A complete job description may be requested by contacting the Cooperative’s Human Resources Office. Interested individuals must apply online. Click or type the following link to apply:
All applications must be submitted no later than close of business on June 2, 2023.
All qualified applicants will receive consideration for employment without regard to race, color, religion, sex, sexual orientation, gender identity, age, national origin, disability, or veteran status.
Dixie Electric Cooperative is an equal opportunity provider and employer.
Dixie Electric Cooperative is one of the fastest growing electric cooperatives in Alabama. As a member-owned electric utility, we are owned by those we serve. Unlike an investor-owned utility that is in business to make a profit for investors and shareholders, your cooperative is a non-profit organization.

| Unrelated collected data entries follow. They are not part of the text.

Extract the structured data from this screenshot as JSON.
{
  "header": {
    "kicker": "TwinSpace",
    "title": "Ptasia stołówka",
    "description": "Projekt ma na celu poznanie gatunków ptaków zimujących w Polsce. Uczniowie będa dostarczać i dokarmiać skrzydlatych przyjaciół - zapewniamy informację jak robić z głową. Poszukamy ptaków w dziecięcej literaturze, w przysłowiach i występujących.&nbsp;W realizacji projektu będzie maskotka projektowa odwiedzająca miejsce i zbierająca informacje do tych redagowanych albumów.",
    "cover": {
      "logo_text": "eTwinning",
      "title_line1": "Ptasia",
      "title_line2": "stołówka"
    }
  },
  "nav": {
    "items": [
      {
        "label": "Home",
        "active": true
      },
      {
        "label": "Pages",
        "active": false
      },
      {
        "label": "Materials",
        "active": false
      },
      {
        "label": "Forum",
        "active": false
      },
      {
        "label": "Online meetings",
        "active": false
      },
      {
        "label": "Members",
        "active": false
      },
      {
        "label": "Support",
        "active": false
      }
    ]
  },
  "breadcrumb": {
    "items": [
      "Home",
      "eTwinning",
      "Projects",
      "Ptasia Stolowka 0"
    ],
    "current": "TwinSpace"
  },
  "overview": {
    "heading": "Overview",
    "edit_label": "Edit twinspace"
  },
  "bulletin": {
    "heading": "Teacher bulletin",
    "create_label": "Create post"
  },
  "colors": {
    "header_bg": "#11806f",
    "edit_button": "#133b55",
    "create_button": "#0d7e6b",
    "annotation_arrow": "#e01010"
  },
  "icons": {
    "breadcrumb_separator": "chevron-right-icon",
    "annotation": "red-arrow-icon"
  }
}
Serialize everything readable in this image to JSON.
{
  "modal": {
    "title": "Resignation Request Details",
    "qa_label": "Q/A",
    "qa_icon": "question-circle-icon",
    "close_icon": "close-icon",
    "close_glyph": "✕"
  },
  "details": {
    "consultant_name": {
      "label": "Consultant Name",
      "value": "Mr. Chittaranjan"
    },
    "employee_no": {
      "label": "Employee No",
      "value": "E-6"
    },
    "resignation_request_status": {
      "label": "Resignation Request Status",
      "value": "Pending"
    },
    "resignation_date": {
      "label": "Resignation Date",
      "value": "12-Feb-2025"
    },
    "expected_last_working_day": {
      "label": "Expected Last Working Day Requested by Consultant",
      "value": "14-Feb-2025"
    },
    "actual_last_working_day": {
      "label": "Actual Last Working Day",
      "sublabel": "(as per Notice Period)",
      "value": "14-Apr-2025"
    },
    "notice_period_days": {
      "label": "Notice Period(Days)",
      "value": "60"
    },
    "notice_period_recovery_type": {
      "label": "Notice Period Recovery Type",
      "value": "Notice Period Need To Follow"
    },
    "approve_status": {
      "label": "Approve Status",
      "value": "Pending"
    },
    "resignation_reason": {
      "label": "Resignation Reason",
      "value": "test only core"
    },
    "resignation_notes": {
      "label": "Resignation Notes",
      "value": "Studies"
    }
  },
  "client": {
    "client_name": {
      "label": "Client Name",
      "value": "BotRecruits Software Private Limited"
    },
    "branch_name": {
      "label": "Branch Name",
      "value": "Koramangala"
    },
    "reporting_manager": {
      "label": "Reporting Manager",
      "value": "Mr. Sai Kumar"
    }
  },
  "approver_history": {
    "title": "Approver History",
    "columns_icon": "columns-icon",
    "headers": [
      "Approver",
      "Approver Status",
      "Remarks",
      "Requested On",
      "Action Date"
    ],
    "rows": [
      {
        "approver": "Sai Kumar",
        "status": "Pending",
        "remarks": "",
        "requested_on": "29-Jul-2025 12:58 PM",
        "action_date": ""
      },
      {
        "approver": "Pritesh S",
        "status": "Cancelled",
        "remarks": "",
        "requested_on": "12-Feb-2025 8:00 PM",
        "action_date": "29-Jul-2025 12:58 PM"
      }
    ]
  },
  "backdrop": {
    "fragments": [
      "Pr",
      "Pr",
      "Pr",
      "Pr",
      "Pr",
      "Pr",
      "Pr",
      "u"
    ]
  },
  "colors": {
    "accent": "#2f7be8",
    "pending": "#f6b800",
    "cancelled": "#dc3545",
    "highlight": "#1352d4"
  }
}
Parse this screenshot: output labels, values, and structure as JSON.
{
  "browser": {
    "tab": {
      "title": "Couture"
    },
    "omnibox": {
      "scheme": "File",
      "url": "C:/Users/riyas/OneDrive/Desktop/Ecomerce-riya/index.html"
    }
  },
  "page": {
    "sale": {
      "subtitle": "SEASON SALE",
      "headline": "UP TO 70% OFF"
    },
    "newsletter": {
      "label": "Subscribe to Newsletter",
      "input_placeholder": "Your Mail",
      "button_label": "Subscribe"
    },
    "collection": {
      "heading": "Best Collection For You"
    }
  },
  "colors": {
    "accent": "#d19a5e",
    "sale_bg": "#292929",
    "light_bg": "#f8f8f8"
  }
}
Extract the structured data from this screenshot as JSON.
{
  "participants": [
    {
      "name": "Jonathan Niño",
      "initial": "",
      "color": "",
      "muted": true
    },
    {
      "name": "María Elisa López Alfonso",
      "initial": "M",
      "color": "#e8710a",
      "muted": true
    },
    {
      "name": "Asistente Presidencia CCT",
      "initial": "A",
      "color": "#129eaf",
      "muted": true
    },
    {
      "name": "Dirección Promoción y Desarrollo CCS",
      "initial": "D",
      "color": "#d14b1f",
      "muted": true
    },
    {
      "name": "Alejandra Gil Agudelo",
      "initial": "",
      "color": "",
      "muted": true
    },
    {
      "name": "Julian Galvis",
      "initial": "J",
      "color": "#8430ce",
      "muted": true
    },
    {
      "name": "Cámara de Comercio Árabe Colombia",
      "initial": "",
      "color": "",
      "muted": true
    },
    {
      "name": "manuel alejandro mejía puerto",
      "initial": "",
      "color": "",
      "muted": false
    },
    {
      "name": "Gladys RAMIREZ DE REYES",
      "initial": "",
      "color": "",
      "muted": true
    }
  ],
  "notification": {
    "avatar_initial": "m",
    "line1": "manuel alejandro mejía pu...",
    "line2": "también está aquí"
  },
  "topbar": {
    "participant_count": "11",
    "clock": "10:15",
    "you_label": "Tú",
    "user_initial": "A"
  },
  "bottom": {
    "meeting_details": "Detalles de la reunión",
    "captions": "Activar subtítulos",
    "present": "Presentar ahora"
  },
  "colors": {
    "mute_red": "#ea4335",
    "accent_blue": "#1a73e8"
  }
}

We operate under the cooperative business model that is based on seven principles:
1. Voluntary and Open Membership — Cooperatives are voluntary organizations, open to all people able to use its services and willing to accept the responsibilities of membership, without gender, social, racial, political or religious discrimination.
2. Member Control — Cooperatives are controlled by their members — those who buy the goods or use the services of the cooperative—who actively participate in setting policies and making decisions.
3. Members' Economic Participation — Members contribute equally to, and control, the capital of the cooperative. This benefits members in proportion to the business they conduct with the cooperative rather than on the capital invested.
4. Autonomy and Independence — Cooperatives are autonomous, self-help organizations controlled by their members.... If the co-op enters into agreements with other organizations or raises capital from external sources, it is done so based on terms that ensure control by the members and maintains the cooperative’s autonomy.
5. Education, Training and Information — Cooperatives provide education and training for members, trustees, managers and employees so they can contribute effectively to the development of their cooperative. Members also inform the general public about the nature and benefits of cooperatives.
6. Cooperation among Cooperatives — Cooperatives serve their members most effectively and strengthen the cooperative movement by working together through local, national, regional and international structures.
7. Concern for Community — While focusing on member needs, cooperatives work for the sustainable development of communities through policies and programs accepted by the members.